Haris Seferovic had given Vladimir Petkovic’s Switzerland a shock lead on 15 minutes but Ricardo Rodriguez’s spot-kick was brilliantly saved by Hugo Lloris early in the second half.

Karim Benzema, recalled to the France squad for the tournament after a five-and-a-half-year international exile, then struck a quick-fire double to put the Euro 2016 finalists back on track.

Paul Pogba’s sensational curling effort made it 3-1, but Switzerland forced extra time as Seferovic grabbed his second of the game before Gavranovic levelled in the final minute.
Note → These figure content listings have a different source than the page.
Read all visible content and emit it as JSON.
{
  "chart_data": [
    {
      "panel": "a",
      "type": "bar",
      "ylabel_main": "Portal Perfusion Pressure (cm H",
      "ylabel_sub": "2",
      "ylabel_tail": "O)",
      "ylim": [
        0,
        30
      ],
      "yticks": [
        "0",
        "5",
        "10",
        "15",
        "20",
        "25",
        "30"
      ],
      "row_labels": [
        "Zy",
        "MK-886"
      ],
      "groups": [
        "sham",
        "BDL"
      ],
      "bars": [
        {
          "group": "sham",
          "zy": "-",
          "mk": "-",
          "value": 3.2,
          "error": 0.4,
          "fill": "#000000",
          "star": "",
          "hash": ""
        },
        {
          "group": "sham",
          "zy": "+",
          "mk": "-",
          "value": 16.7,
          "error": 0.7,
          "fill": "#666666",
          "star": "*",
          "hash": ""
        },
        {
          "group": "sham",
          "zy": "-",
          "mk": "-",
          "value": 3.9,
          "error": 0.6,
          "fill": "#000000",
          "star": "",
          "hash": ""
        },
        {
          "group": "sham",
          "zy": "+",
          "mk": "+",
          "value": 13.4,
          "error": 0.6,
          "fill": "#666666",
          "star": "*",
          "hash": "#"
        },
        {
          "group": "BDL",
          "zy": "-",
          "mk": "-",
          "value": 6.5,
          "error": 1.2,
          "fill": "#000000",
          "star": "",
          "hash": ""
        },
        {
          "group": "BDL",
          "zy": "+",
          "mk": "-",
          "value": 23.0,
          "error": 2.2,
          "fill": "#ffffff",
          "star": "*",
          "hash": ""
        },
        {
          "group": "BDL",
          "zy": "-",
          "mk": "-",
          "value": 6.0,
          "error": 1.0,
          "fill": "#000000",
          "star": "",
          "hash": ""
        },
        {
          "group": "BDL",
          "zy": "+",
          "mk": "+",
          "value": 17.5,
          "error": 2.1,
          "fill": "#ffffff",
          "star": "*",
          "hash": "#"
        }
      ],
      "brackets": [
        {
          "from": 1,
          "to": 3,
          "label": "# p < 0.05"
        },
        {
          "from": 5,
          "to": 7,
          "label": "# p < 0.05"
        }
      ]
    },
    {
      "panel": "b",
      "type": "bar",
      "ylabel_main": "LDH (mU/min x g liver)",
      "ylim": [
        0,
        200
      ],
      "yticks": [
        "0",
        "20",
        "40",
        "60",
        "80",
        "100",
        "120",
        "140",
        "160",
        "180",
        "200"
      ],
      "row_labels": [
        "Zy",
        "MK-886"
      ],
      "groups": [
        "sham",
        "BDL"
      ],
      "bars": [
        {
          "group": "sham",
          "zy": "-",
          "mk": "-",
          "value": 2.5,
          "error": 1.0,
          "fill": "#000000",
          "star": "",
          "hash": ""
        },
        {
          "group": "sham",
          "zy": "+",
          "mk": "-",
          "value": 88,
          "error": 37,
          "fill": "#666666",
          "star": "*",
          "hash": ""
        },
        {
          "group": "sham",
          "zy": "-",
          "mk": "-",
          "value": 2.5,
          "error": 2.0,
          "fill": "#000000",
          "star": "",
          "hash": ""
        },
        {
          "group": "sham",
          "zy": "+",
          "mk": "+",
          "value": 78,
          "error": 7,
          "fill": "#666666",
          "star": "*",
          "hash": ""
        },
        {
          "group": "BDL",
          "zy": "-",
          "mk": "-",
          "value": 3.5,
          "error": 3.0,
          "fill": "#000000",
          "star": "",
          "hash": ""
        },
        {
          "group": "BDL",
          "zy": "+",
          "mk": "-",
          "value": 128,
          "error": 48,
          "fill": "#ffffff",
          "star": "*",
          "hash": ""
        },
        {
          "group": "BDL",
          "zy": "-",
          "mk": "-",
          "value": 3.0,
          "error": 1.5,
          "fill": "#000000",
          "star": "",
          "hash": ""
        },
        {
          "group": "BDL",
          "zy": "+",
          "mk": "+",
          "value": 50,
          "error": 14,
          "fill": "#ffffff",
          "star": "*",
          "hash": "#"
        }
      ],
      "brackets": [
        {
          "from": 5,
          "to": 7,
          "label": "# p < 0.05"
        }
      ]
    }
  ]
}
Switzerland converted all five of their penalties before Sommer dived to his right to turn away Mbappe’s kick, as the Swiss won a major tournament knockout tie for first time in 83 years.

“The two goals came very quickly after the missed penalty. For normal players it’s almost impossible to come back from, but today we were a great team and everyone gave it everything,” said Petkovic.
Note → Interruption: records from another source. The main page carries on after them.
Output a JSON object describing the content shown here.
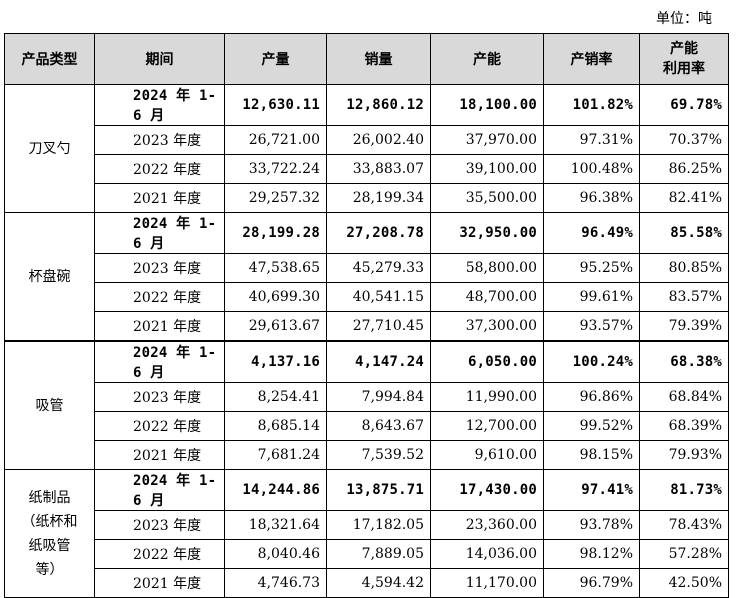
{
  "unit_label": "单位：吨",
  "headers": [
    "产品类型",
    "期间",
    "产量",
    "销量",
    "产能",
    "产销率",
    "产能\n利用率"
  ],
  "groups": [
    {
      "category": "刀叉勺",
      "rows": [
        {
          "period": "2024 年 1-6 月",
          "output": "12,630.11",
          "sales": "12,860.12",
          "capacity": "18,100.00",
          "sell_rate": "101.82%",
          "util_rate": "69.78%",
          "bold": true
        },
        {
          "period": "2023 年度",
          "output": "26,721.00",
          "sales": "26,002.40",
          "capacity": "37,970.00",
          "sell_rate": "97.31%",
          "util_rate": "70.37%"
        },
        {
          "period": "2022 年度",
          "output": "33,722.24",
          "sales": "33,883.07",
          "capacity": "39,100.00",
          "sell_rate": "100.48%",
          "util_rate": "86.25%"
        },
        {
          "period": "2021 年度",
          "output": "29,257.32",
          "sales": "28,199.34",
          "capacity": "35,500.00",
          "sell_rate": "96.38%",
          "util_rate": "82.41%"
        }
      ]
    },
    {
      "category": "杯盘碗",
      "rows": [
        {
          "period": "2024 年 1-6 月",
          "output": "28,199.28",
          "sales": "27,208.78",
          "capacity": "32,950.00",
          "sell_rate": "96.49%",
          "util_rate": "85.58%",
          "bold": true
        },
        {
          "period": "2023 年度",
          "output": "47,538.65",
          "sales": "45,279.33",
          "capacity": "58,800.00",
          "sell_rate": "95.25%",
          "util_rate": "80.85%"
        },
        {
          "period": "2022 年度",
          "output": "40,699.30",
          "sales": "40,541.15",
          "capacity": "48,700.00",
          "sell_rate": "99.61%",
          "util_rate": "83.57%"
        },
        {
          "period": "2021 年度",
          "output": "29,613.67",
          "sales": "27,710.45",
          "capacity": "37,300.00",
          "sell_rate": "93.57%",
          "util_rate": "79.39%"
        }
      ]
    },
    {
      "category": "吸管",
      "rows": [
        {
          "period": "2024 年 1-6 月",
          "output": "4,137.16",
          "sales": "4,147.24",
          "capacity": "6,050.00",
          "sell_rate": "100.24%",
          "util_rate": "68.38%",
          "bold": true
        },
        {
          "period": "2023 年度",
          "output": "8,254.41",
          "sales": "7,994.84",
          "capacity": "11,990.00",
          "sell_rate": "96.86%",
          "util_rate": "68.84%"
        },
        {
          "period": "2022 年度",
          "output": "8,685.14",
          "sales": "8,643.67",
          "capacity": "12,700.00",
          "sell_rate": "99.52%",
          "util_rate": "68.39%"
        },
        {
          "period": "2021 年度",
          "output": "7,681.24",
          "sales": "7,539.52",
          "capacity": "9,610.00",
          "sell_rate": "98.15%",
          "util_rate": "79.93%"
        }
      ]
    },
    {
      "category": "纸制品\n（纸杯和\n纸吸管\n等）",
      "rows": [
        {
          "period": "2024 年 1-6 月",
          "output": "14,244.86",
          "sales": "13,875.71",
          "capacity": "17,430.00",
          "sell_rate": "97.41%",
          "util_rate": "81.73%",
          "bold": true
        },
        {
          "period": "2023 年度",
          "output": "18,321.64",
          "sales": "17,182.05",
          "capacity": "23,360.00",
          "sell_rate": "93.78%",
          "util_rate": "78.43%"
        },
        {
          "period": "2022 年度",
          "output": "8,040.46",
          "sales": "7,889.05",
          "capacity": "14,036.00",
          "sell_rate": "98.12%",
          "util_rate": "57.28%"
        },
        {
          "period": "2021 年度",
          "output": "4,746.73",
          "sales": "4,594.42",
          "capacity": "11,170.00",
          "sell_rate": "96.79%",
          "util_rate": "42.50%"
        }
      ]
    }
  ]
}
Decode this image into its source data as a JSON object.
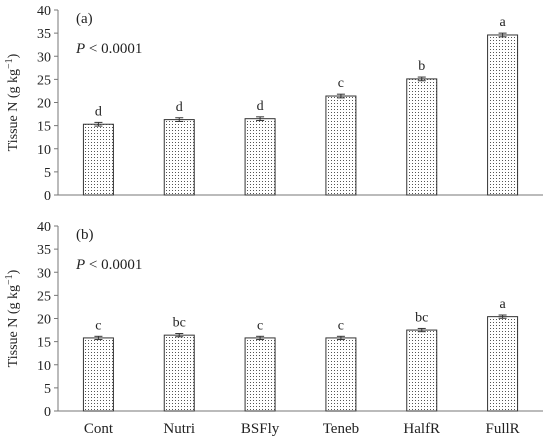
{
  "chart_data": [
    {
      "type": "bar",
      "panel_label": "(a)",
      "p_label_italic": "P",
      "p_label_rest": " < 0.0001",
      "ylabel_main": "Tissue N (g kg",
      "ylabel_sup": "−1",
      "ylabel_end": ")",
      "ylim": [
        0,
        40
      ],
      "yticks": [
        0,
        5,
        10,
        15,
        20,
        25,
        30,
        35,
        40
      ],
      "categories": [
        "Cont",
        "Nutri",
        "BSFly",
        "Teneb",
        "HalfR",
        "FullR"
      ],
      "values": [
        15.3,
        16.3,
        16.5,
        21.4,
        25.1,
        34.6
      ],
      "errors": [
        0.4,
        0.4,
        0.4,
        0.4,
        0.4,
        0.4
      ],
      "letters": [
        "d",
        "d",
        "d",
        "c",
        "b",
        "a"
      ],
      "show_xticklabels": false
    },
    {
      "type": "bar",
      "panel_label": "(b)",
      "p_label_italic": "P",
      "p_label_rest": " < 0.0001",
      "ylabel_main": "Tissue N (g kg",
      "ylabel_sup": "−1",
      "ylabel_end": ")",
      "ylim": [
        0,
        40
      ],
      "yticks": [
        0,
        5,
        10,
        15,
        20,
        25,
        30,
        35,
        40
      ],
      "categories": [
        "Cont",
        "Nutri",
        "BSFly",
        "Teneb",
        "HalfR",
        "FullR"
      ],
      "values": [
        15.8,
        16.4,
        15.8,
        15.8,
        17.5,
        20.4
      ],
      "errors": [
        0.35,
        0.35,
        0.35,
        0.35,
        0.35,
        0.35
      ],
      "letters": [
        "c",
        "bc",
        "c",
        "c",
        "bc",
        "a"
      ],
      "show_xticklabels": true
    }
  ],
  "colors": {
    "bar_fill_dots": "#555555",
    "bar_stroke": "#333333",
    "axis": "#777777",
    "text": "#222222"
  }
}
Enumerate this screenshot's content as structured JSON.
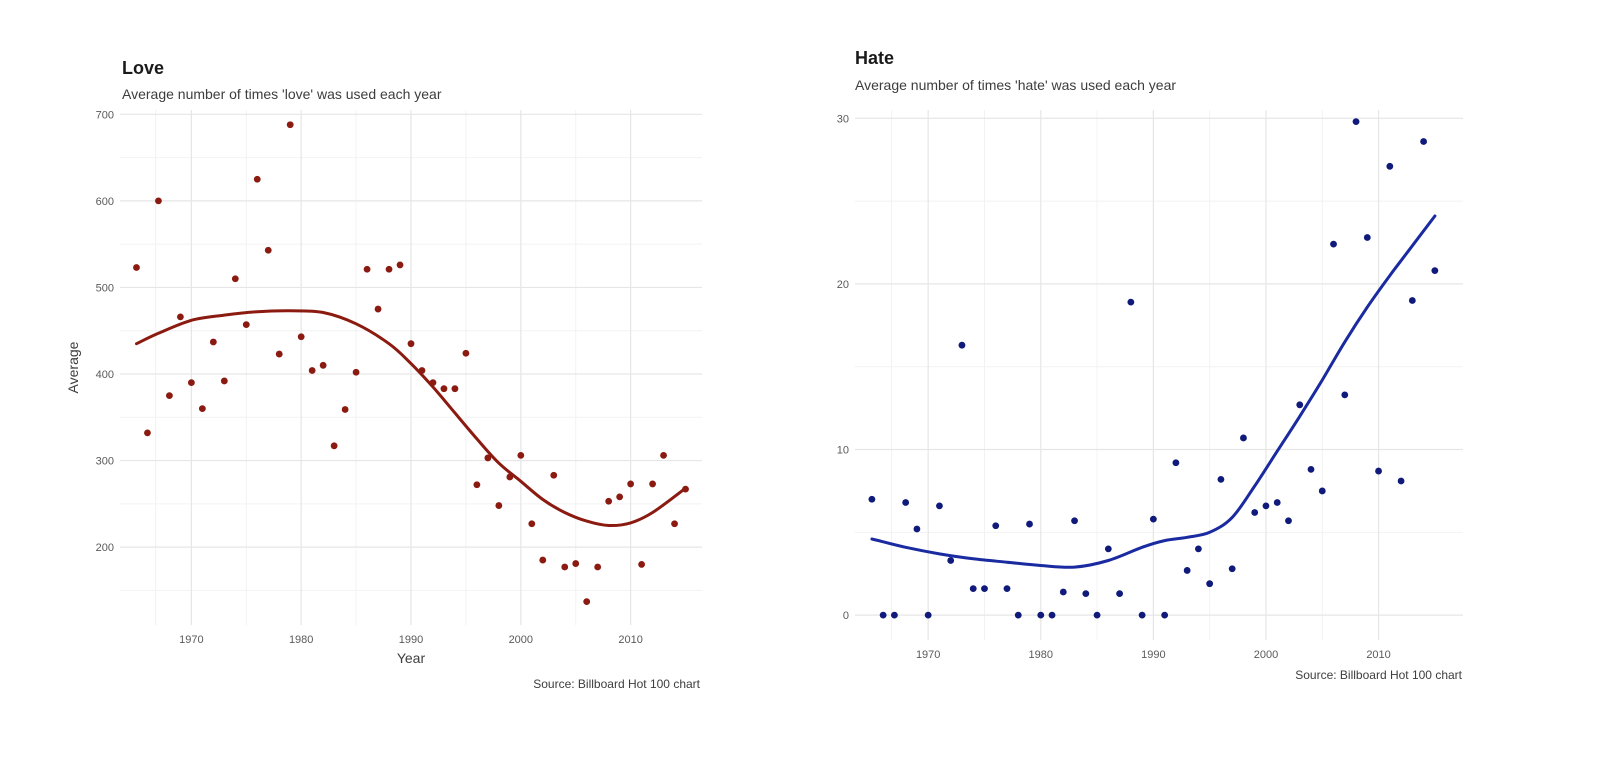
{
  "chart_data": [
    {
      "type": "scatter",
      "title": "Love",
      "subtitle": "Average number of times 'love' was used each year",
      "caption": "Source: Billboard Hot 100 chart",
      "xlabel": "Year",
      "ylabel": "Average",
      "xlim": [
        1963.5,
        2016.5
      ],
      "ylim": [
        110,
        705
      ],
      "xticks": [
        1970,
        1980,
        1990,
        2000,
        2010
      ],
      "yticks": [
        200,
        300,
        400,
        500,
        600,
        700
      ],
      "grid": true,
      "point_color": "#8b1a10",
      "line_color": "#8b1a10",
      "series": [
        {
          "kind": "points",
          "x": [
            1965,
            1966,
            1967,
            1968,
            1969,
            1970,
            1971,
            1972,
            1973,
            1974,
            1975,
            1976,
            1977,
            1978,
            1979,
            1980,
            1981,
            1982,
            1983,
            1984,
            1985,
            1986,
            1987,
            1988,
            1989,
            1990,
            1991,
            1992,
            1993,
            1994,
            1995,
            1996,
            1997,
            1998,
            1999,
            2000,
            2001,
            2002,
            2003,
            2004,
            2005,
            2006,
            2007,
            2008,
            2009,
            2010,
            2011,
            2012,
            2013,
            2014,
            2015
          ],
          "y": [
            523,
            332,
            600,
            375,
            466,
            390,
            360,
            437,
            392,
            510,
            457,
            625,
            543,
            423,
            688,
            443,
            404,
            410,
            317,
            359,
            402,
            521,
            475,
            521,
            526,
            435,
            404,
            390,
            383,
            383,
            424,
            272,
            303,
            248,
            281,
            306,
            227,
            185,
            283,
            177,
            181,
            137,
            177,
            253,
            258,
            273,
            180,
            273,
            306,
            227,
            267
          ]
        },
        {
          "kind": "smooth",
          "x": [
            1965,
            1967,
            1970,
            1973,
            1976,
            1979,
            1982,
            1985,
            1988,
            1990,
            1992,
            1994,
            1996,
            1998,
            2000,
            2002,
            2004,
            2006,
            2008,
            2010,
            2012,
            2015
          ],
          "y": [
            435,
            447,
            462,
            468,
            472,
            473,
            471,
            458,
            435,
            412,
            385,
            355,
            325,
            297,
            276,
            255,
            240,
            230,
            225,
            228,
            240,
            268
          ]
        }
      ]
    },
    {
      "type": "scatter",
      "title": "Hate",
      "subtitle": "Average number of times 'hate' was used each year",
      "caption": "Source: Billboard Hot 100 chart",
      "xlabel": "",
      "ylabel": "",
      "xlim": [
        1963.5,
        2017.5
      ],
      "ylim": [
        -1.5,
        30.5
      ],
      "xticks": [
        1970,
        1980,
        1990,
        2000,
        2010
      ],
      "yticks": [
        0,
        10,
        20,
        30
      ],
      "grid": true,
      "point_color": "#0f1a7a",
      "line_color": "#1a2aa0",
      "series": [
        {
          "kind": "points",
          "x": [
            1965,
            1966,
            1967,
            1968,
            1969,
            1970,
            1971,
            1972,
            1973,
            1974,
            1975,
            1976,
            1977,
            1978,
            1979,
            1980,
            1981,
            1982,
            1983,
            1984,
            1985,
            1986,
            1987,
            1988,
            1989,
            1990,
            1991,
            1992,
            1993,
            1994,
            1995,
            1996,
            1997,
            1998,
            1999,
            2000,
            2001,
            2002,
            2003,
            2004,
            2005,
            2006,
            2007,
            2008,
            2009,
            2010,
            2011,
            2012,
            2013,
            2014,
            2015
          ],
          "y": [
            7.0,
            0,
            0,
            6.8,
            5.2,
            0,
            6.6,
            3.3,
            16.3,
            1.6,
            1.6,
            5.4,
            1.6,
            0,
            5.5,
            0,
            0,
            1.4,
            5.7,
            1.3,
            0,
            4.0,
            1.3,
            18.9,
            0,
            5.8,
            0,
            9.2,
            2.7,
            4.0,
            1.9,
            8.2,
            2.8,
            10.7,
            6.2,
            6.6,
            6.8,
            5.7,
            12.7,
            8.8,
            7.5,
            22.4,
            13.3,
            29.8,
            22.8,
            8.7,
            27.1,
            8.1,
            19.0,
            28.6,
            20.8
          ]
        },
        {
          "kind": "smooth",
          "x": [
            1965,
            1968,
            1971,
            1974,
            1977,
            1980,
            1983,
            1986,
            1989,
            1991,
            1993,
            1995,
            1997,
            1999,
            2001,
            2003,
            2005,
            2007,
            2009,
            2011,
            2013,
            2015
          ],
          "y": [
            4.6,
            4.1,
            3.7,
            3.4,
            3.2,
            3.0,
            2.9,
            3.3,
            4.1,
            4.5,
            4.7,
            5.0,
            5.9,
            7.8,
            9.9,
            12.0,
            14.2,
            16.5,
            18.6,
            20.5,
            22.3,
            24.1
          ]
        }
      ]
    }
  ]
}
Lloris conceded France paid the price for failing to hold on to their two-goal lead.

“It’s painful, even more so after a penalty shootout where it becomes a lottery,” said Lloris.

“The only regret we can have is that at 3-1 we need to manage the match better. We’ve been able to close it out in the past few years.”

France coach Didier Deschamps controversially switched to a 3-4-1-2 formation designed to extract the best from his attacking trio of Benzema, Mbappe and Antoine Griezmann, but it was instead Seferovic who gave the Swiss a surprise lead.

Steven Zuber used the space afforded by Rodriguez’s overlapping run, clipping in a left-wing cross that Seferovic headed past Lloris after rising all too easily above Clement Lenglet.

After a dismal first half, in which France failed to test Sommer, Deschamps ditched the experiment of three at the back, hauling off Lenglet and introducing Kingsley Coman while reverting to a more familiar 4-4-2.

Lloris saves penalty

But France were indebted to Lloris for sparing them from further trouble after a lung-busting run from Zuber eventually resulted in a penalty for the Swiss when he was brought down by Benjamin Pavard.

Argentine referee Fernando Rapallini immediately pointed to the spot following a VAR review, but Lloris flung himself to his right to claw away Rodriguez’s attempt — the seventh missed penalty of 15 taken at the tournament.

The momentum soon swung sharply in France’s favour as Benzema, scorer of both goals in the 2-2 draw with Portugal in the group phase, superbly dragged a pass from Mbappe into his stride, lifting over Sommer to level.

The Real Madrid striker headed France in front two minutes later when Griezmann’s dinked effort was turned away by Sommer but only to a waiting Benzema who headed in from point-blank range.

Pogba’s magnificent 25-yard strike had France on the cusp of the last eight, but Seferovic powered in a terrific delivery from substitute Kevin Mbabu with nine minutes left to give the Swiss hope.

Gavranovic then had a goal ruled out for offside, but there was no doubting his last-minute equaliser as he skipped past Presnel Kimpembe and drove low beyond Lloris.

Remarkably, Coman nearly won the game with the final kick, rattling the crossbar right at the end of injury time.

An ailing Benzema was withdrawn at the start of extra time for Olivier Giroud, moments before Sommer tipped over superbly to deny Pavard. 

Pogba released Mbappe with a piercing pass through the Swiss defence but the Paris Saint-Germain forward sliced wide, with Sommer flying to his right to grasp Giroud’s header before his penalty heroics, which came at the expense of the star of France’s World Cup triumph in 2018.